Inside Health Group Policy reports that the suit brought against the FDA by health entities such as the American Academy of Pediatrics, American Cancer Society Cancer Action Network, American Heart Association, American Lung Association, Campaign for Tobacco-Free Kids and Truth Initiative, has come under the scrutiny of Marc Scheineson, head of the food and drug practice at Alston & Bird and former associate commissioner for legislative affairs at FDA. To recap: the groups’ complaint alleges, among other things, that, “FDA has no power to act unless and until Congress confers that power.” Further:
“Agencies may not modify unambiguous requirements imposed by a federal statute. The Guidance does not simply fail to enforce statutory requirements; it purports to alter those requirements and to establish, with the force of law, that otherwise prohibited conduct does not violate the Tobacco Control Act.”
Interestingly, of course, the “deeming rule” also modifies the scope of the Tobacco Control Act without input from Congress, by declaring devices and substances which do not contain tobacco to be “tobacco products.” This modification of Federal statute, however, seems to trouble these groups not in the slightest.

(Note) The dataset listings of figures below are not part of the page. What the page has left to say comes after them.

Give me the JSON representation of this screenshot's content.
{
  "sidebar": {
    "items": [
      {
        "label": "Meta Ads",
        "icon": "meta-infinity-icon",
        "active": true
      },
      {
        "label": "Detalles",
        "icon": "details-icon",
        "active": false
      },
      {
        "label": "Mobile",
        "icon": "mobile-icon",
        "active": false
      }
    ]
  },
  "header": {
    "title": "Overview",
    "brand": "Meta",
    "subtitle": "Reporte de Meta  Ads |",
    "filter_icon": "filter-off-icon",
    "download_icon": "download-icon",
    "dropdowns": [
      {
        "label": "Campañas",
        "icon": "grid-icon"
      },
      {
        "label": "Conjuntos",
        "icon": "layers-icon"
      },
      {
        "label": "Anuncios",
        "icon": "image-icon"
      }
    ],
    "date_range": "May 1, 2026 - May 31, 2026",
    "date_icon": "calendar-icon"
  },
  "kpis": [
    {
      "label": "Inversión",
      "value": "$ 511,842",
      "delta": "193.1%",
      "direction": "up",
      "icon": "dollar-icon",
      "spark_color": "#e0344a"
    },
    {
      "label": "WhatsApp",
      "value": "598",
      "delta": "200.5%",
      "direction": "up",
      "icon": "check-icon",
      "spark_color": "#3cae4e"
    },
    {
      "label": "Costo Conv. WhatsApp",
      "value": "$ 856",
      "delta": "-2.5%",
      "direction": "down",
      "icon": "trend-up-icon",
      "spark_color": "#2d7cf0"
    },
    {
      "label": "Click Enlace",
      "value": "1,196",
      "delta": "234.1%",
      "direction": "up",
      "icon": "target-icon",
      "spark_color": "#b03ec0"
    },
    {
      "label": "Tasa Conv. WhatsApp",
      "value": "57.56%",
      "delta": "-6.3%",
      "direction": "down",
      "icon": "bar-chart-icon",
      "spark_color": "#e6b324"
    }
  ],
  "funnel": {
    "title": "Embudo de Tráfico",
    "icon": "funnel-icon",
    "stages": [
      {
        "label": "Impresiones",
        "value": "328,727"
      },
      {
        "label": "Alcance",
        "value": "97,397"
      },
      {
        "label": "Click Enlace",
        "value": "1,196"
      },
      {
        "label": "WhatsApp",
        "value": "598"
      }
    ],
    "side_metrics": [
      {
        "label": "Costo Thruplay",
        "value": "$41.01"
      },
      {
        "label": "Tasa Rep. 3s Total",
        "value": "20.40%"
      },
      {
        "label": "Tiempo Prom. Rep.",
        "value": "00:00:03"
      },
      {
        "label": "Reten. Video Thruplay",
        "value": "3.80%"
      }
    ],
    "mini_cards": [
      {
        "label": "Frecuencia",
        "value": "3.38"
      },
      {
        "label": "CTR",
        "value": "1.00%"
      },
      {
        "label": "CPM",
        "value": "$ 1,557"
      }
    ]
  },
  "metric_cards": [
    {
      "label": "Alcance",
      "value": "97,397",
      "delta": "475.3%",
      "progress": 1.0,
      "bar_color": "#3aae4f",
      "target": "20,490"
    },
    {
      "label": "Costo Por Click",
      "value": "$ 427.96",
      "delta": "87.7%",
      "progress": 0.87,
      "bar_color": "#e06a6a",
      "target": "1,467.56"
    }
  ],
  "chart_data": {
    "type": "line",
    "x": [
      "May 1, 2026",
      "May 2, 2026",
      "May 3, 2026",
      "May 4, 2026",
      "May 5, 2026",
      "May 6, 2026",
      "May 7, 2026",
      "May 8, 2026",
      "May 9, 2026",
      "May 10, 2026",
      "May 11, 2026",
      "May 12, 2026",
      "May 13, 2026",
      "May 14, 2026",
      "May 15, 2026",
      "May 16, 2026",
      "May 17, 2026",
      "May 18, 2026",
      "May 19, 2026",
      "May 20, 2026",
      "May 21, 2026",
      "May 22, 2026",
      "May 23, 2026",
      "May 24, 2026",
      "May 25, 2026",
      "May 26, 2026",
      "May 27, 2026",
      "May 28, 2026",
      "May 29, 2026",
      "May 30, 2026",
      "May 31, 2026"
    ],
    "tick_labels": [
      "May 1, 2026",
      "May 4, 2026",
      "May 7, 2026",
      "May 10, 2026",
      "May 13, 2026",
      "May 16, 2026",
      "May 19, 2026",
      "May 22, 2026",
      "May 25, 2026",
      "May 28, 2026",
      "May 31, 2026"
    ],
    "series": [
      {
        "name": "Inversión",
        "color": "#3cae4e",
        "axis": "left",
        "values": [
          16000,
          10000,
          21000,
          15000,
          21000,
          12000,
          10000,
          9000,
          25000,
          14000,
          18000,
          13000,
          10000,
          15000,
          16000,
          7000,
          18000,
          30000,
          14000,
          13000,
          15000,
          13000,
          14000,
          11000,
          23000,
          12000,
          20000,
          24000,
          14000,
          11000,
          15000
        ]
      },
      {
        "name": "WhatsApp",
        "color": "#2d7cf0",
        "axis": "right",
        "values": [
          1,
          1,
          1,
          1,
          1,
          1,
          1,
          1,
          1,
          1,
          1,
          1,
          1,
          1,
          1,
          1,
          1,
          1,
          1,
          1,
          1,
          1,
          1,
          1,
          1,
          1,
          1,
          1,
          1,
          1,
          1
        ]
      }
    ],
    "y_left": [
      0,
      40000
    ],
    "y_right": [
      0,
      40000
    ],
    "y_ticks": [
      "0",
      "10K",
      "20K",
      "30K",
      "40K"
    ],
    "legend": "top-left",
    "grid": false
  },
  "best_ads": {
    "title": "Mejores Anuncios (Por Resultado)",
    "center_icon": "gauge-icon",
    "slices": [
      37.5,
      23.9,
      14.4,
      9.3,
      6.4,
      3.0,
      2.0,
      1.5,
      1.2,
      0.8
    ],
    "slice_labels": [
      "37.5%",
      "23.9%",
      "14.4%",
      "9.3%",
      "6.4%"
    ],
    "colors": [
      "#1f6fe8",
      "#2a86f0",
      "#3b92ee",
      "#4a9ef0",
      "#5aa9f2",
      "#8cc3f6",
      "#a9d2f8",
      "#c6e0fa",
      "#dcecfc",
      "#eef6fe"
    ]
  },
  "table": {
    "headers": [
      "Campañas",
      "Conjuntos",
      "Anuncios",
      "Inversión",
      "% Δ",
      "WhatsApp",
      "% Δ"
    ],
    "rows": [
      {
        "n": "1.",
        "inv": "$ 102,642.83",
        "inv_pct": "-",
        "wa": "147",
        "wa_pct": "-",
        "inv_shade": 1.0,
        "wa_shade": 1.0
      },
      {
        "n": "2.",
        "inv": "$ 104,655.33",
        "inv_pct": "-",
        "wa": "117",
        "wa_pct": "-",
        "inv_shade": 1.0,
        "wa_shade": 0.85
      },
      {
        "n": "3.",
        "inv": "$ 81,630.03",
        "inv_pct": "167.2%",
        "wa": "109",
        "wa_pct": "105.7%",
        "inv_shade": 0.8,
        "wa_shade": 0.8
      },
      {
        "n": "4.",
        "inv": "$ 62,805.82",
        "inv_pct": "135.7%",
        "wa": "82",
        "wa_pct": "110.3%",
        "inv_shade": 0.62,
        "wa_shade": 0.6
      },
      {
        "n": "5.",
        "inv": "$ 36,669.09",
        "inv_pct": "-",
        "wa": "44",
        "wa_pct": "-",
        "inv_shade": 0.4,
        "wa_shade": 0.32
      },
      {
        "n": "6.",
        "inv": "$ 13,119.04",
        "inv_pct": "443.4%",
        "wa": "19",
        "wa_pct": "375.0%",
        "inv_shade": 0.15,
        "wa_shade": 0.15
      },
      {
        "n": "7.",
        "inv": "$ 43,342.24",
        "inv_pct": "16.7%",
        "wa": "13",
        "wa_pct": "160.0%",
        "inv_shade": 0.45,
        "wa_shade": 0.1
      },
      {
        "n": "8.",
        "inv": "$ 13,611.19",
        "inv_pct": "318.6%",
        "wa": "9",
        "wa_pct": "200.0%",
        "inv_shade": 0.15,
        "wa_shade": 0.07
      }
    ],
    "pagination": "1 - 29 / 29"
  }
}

Marc Sheineson contends however that, for the most part, these groups have no genuine standing from which to see this case succeed on Administrative Procedure Act grounds, and are in fact simply grandstanding. He elaborates:
“In order to have a case accepted procedurally, you have to be in a class that was intended to be protected or regulated by the rule … the [deeming] rule is designed to regulate industry so a company that would be required to be compliant with the provisions is really the category that would have the most obvious standing. Public health groups like this really are not impacted one way or another by the rule because they don’t make the products … it would be a step removed.”